Monday, June 4, 2012

Anti-Kickback Act of 1986

The Anti-Kickback Act of 1986 was passed to deter subcontractors from making payments and contractors from accepting payments for the purpose of improperly obtaining or rewarding favorable treatment in connection with a prime contract or a subcontract relating to a prime contract. What had theretofore been considered merely improper or unethical, now carried potential criminal penalties.

The Act prohibits any person from (i) providing, attempting to provide, or offering to provide any kickback, (ii) soliciting, accepting, or attempting to accept any kickback; or (iii) including, directly or indirectly, the amount of any kickback in the contract price charged by a subcontractor to a prime contractor or a higher tier subcontractor or in the contract price charged by a prime contractor to the Government.

The Act imposes criminal penalties on any person who knowingly and willfully engages in such conduct and provides for the recovery of civil penalties from any person who knowingly engages in such prohibited conduct and from any person whose employee, subcontractor, or subcontractor employee provides, accepts, or charges a kickback.

The Act requires contractors and subcontractors to provide written notification to the Inspector General of the agency issuing the contractor whenever it has reasonable grounds to believe such violation may have occurred and requires that contractors and subcontractors give access to facilities and records to investigate such matters.
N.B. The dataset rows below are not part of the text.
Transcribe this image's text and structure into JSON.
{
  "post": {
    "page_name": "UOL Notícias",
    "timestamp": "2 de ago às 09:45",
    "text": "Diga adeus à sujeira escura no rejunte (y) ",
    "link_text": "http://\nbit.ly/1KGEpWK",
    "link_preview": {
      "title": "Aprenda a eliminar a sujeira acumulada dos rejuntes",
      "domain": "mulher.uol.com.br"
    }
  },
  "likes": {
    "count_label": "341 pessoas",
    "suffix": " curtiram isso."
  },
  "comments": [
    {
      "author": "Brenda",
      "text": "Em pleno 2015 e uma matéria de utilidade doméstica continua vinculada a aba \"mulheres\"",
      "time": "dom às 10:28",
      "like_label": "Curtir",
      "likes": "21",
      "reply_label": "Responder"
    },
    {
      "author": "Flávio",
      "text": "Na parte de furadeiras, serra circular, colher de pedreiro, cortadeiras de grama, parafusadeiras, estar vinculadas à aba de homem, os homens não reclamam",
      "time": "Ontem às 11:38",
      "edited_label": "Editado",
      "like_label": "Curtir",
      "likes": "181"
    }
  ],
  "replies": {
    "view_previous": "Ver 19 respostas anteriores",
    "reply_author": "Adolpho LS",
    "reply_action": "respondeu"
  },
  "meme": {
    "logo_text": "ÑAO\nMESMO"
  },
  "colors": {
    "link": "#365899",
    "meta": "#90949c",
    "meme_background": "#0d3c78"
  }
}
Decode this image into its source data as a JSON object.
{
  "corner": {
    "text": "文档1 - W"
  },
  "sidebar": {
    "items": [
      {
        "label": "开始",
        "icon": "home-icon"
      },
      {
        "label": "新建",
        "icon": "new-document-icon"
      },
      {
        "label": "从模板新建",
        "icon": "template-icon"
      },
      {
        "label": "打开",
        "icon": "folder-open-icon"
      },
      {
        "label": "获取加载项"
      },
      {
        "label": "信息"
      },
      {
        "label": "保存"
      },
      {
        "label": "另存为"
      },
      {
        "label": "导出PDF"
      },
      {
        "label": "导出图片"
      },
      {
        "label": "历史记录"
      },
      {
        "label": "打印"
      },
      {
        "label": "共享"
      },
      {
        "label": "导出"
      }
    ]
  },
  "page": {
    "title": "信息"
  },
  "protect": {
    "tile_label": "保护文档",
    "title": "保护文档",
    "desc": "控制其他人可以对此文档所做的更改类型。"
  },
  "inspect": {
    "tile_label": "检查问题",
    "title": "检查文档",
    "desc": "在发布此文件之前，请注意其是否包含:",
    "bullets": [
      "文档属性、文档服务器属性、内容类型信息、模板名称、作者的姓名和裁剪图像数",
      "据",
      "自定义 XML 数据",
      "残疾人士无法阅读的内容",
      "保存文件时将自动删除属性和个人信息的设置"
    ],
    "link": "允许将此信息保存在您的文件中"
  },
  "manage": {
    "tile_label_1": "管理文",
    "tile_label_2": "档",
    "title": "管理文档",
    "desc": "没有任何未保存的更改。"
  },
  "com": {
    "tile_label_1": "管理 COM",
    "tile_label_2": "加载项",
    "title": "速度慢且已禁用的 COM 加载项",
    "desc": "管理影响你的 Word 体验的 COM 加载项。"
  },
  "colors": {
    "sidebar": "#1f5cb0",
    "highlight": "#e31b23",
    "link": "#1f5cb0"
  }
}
The Act has one other provision that contractors are often blissfully unaware of. The Act requires contractors and subcontractors (with negotiated contracts and subcontracts greater than $100 thousand) to have in place and follow reasonable procedures designed to prevent and detect violations of the Act. These include:

  • company ethics rules prohibiting kickbacks by employees agents, or subcontractors
  • education programs for new employees and subcontractors
  • explaining policies about kickbacks, related company procedures and the consequences of detection
  • procurement procedures to minimize the opportunity for kickbacks
  • audit procedures designed to detect kickbacks to law enforcement officials
  • annual declarations by employees of gifts or gratuities received from subcontractors
  • annual employee declarations that have violated no company ethics rules
  • personnel practices that document unethical or illegal behavior
Are you in compliance?

See FAR 3.5 for regulatory requirements.